The voluminous amount of alcohol from the night before was still moiling about in my stomach; and compounding this internal turbulence was a hangover that had rendered me physically and mentally enfeebled. Moreover, since the early hour had not allowed time for my religiously habitual morning act of regularity, my intestinal musket was fully loaded and primed. As a result, when Dr. Ponce indexed my anus by unceremoniously burying the digit, it was like he had pulled the trigger and sparked the flintlock. The result was a blast of volcanic proportion, discharging a generous portion of quite loose fecal matter that climbed above his rubber glove to adorn the unprotected part of his arm.

He withdrew his finger so quickly that it must have made a popping sound, though I can’t claim to have actually heard it in light of his all-dominant bellow, “Eeyaihu!”. This yelp was followed by a series of guttural caterwauling sounds as he moved as fast as he could, without running– a recognizable practitioner of power walking– to the cabinet, from which, after flinging open the door, he snatched a box of Kleenex.   There was no cessation to the incoherent jabbering as he tried to give me a handful of Kleenex while simultaneously attempting to clean his arm and hand. It sounded as though he were trying to say something, but had lost some vital element of articulation.
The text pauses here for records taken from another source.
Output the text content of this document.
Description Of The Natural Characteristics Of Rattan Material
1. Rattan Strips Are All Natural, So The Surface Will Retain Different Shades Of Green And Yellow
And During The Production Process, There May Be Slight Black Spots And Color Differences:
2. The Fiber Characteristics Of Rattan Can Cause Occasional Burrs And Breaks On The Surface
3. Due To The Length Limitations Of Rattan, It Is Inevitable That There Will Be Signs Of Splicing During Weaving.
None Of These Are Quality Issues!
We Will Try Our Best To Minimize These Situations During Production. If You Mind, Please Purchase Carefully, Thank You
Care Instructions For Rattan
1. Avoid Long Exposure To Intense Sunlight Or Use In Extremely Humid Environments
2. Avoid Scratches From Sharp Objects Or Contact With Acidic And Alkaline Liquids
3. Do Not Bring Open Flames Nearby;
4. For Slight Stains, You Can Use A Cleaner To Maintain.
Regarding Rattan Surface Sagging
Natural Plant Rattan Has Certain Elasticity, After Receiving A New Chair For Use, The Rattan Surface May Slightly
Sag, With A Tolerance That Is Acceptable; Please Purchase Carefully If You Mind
At one point I thought I could distinguish the whiney accusation, “You shat upon me!” But I couldn’t swear to it, probably just imagined it; although I was intrigued by the possibility that I had driven him to Shakespearean syntax.

I was unable to say I was sorry, because I felt it would sound funny. Not ha ha funny, but funny in an odd way. After all, our verbal communication was suffering from an inherent affliction, separate worlds. I watched him in his losing battle to maintain his aura of authority as he became frustrated with the efficacy of the Kleenex, finally throwing the box at the trash can and missing; but leaving it on the floor as he went to the sink and ripped a roll of paper towels from its holder.   There were a couple of fleeting moments of cursory eye contact, which, I am certain, magnified his confusion as he tried to decipher my facial aspect, because while I was making a half- hearted attempt to look apologetic, my countenance was in reality a mélange of projected feelings ranging from a mortifying grimace of embarrassment to a satisfying smile of retaliation, a combination invalidating any attempt at a neutral visage.

I watched him for what seemed like much longer than it actually was, as he continued to clean his hand.   I had to clench my jaw to stifle my inclination to ask him if he knew the line, “Out, out, damn spot.” Our eyes did not meet again, but I’m sure he could feel the radiation of my gratifying smile. He finally said, “That’s all. See the receptionist before you leave.”

I walked out of the office of Dr. George Morris Ponce III with a Mona Lisa smile of vindication for all the past pokes I had received.   Of course I was embarrassed, but also felt a renewed confidence in the concept of justice. Sometimes a lion-tamer finds himself in the ring with an untamable lion, or one of the professor’s students turns out to be Albert Einstein, but that’s the risk you take when you become a medical Napoleon.

By the time I reached The Sabine I was feeling confident that I was in for a blue chip day.   I was looking forward to working, and more, with Latisha. And I knew it would be a fun time with the juvies on the water. I was ready.   Purged of last night’s hangover, and the probe over and done, my step was light and my smile in command, as I walked up the gang plank thinking, “It was an accident, it really was, but what a glorious coup, had I done it on purpose, a victorious counter attack.”